Quote:
Originally Posted by ladyjane This is something I have never heard of. The Doxycycline, to my knowledge, is given to eliminate the Wolbachia (spelling?) organism. I have never seen where it has any effect on the heartworms.
Do you perhaps recall where you read that? |
DogAware.com Health: Heartworm Disease in Dogs - Prevention and Treatment Doxycycline should also be given to dogs that are being treated with monthly Heartgard (slow kill method) or any type of alternative heartworm treatment method, as it will weaken the heartworms, prevent them from reproducing, and reduce the chance of adverse effects caused by the heartworm infection itself, and by the worms dying. Wolbachia will repopulate over time, so the treatment with doxycycline should be repeated intermittently. A study on cattle infected with onchocerca volvulus (a filarial parasite similar to heartworms that cause a disease called River Blindness) showed that the Wolbachia repopulated within six months following short-term (two week) daily treatment with oxytetracycline. A combination of this short-term treatment with long-term intermittent treatment (double the dose, or 20 mg/kg, injected once a month for six months), eliminated 80% of the adult female worms as well as sustaining the depletion of Wolbachia. See
this abstract for more information. In dogs, this might translate to giving doxy for two or three weeks at normal doses to start with, then repeating the treatment at twice the normal dose for one week out of each month as long as adult heartworms are present. The double dosage (10 mg/kg twice a day) is used to treat
tick disease, so it is safe.
Wolbachia-lives symbiotically inside heartworms. | Medical Reference
Studies indicate that this parasite contributes to the adverse effects of both heartworm infection and heartworm treatment, including inflammation,
embolism and allergic reaction.
Treatment with doxycycline for 30 days to kill the Wolbachia parasite weakens the heartworms and makes them unable to reproduce, and greatly
reduces the chance of adverse reaction during heartworm treatment.
The Evolution of the Cell
There is compelling evidence that mitochondria and chloroplasts were once primitive bacterial cells. This evidence is described in the endosymbiotic theory. How did this theory get its name? Symbiosis occurs when two different species benefit from living and working together.

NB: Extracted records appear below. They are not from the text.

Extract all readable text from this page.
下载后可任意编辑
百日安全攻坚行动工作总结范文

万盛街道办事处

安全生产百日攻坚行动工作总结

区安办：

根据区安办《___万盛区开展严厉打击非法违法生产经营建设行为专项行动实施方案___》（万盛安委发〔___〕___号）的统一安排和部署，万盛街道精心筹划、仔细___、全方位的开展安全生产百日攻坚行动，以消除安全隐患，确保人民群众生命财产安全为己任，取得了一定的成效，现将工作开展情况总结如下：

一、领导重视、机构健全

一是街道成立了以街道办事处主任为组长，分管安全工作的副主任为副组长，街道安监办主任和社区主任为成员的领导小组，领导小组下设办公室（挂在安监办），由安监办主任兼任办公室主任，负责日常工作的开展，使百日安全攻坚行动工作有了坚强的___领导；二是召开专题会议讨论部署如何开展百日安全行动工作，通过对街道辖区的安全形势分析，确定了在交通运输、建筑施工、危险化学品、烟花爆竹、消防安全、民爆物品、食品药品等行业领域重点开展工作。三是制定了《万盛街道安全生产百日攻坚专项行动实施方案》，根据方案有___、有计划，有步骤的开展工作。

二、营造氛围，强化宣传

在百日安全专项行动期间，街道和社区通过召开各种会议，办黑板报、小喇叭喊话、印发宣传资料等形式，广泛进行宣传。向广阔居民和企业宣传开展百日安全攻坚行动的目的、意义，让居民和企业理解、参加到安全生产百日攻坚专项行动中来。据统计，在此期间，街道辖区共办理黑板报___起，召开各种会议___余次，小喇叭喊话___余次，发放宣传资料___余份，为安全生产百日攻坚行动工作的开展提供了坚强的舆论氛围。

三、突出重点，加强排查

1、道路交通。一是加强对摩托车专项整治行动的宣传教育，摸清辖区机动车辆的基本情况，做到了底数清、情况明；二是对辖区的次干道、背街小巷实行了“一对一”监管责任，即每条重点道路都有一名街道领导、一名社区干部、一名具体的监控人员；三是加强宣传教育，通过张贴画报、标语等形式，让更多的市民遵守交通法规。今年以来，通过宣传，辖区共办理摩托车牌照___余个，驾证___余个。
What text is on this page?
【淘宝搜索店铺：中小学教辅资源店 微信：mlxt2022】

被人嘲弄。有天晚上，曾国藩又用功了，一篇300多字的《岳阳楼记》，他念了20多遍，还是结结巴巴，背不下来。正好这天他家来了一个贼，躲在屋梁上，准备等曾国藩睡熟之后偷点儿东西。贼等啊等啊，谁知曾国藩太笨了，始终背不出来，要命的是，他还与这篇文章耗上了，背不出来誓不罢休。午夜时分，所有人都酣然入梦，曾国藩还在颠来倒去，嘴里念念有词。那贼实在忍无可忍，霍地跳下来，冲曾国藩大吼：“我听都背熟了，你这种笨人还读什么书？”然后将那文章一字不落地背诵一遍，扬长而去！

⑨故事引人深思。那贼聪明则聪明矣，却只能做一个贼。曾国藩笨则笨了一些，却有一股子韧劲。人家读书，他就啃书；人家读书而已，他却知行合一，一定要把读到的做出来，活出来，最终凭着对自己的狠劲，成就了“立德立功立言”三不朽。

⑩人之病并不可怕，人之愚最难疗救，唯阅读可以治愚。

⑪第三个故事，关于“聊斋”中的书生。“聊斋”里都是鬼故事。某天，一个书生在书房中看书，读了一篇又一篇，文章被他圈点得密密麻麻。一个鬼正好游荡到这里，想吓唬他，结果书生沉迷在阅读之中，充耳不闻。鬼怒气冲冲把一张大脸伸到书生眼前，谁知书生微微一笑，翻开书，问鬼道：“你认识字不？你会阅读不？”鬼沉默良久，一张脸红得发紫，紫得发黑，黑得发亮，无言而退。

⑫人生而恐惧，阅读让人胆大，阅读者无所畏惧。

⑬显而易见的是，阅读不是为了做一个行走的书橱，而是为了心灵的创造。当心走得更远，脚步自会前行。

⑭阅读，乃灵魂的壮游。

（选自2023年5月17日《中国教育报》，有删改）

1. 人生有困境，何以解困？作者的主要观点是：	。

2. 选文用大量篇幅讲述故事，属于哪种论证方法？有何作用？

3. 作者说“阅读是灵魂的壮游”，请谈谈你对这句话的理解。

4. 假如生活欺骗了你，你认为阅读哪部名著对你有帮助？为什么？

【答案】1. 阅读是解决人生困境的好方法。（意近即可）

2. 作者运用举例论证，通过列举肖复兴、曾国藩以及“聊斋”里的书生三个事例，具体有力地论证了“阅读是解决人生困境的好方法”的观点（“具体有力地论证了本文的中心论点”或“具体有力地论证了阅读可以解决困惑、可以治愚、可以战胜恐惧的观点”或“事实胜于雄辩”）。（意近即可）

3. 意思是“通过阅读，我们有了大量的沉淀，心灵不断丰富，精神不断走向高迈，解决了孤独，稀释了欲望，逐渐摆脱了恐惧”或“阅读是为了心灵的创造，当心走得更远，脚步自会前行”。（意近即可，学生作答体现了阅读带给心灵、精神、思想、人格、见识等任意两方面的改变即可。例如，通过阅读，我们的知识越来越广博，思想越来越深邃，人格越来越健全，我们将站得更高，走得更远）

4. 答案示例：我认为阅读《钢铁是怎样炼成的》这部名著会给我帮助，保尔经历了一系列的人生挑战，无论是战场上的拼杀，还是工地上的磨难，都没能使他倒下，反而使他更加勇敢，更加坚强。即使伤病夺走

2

When one organism actually lives inside the other it's called endosymbiosis. The endosymbiotic theory describes how a large host cell and ingested bacteria could easily become dependent on one another for survival, resulting in a permanent relationship. Over millions of years of evolution, mitochondria and chloroplasts have become more specialized and today they cannot live outside the cell.
As the Wolbachia is a living, thriving, inseparable part of the Heartworm, if one hurts/kills it, one is damaging the Heartworm itself.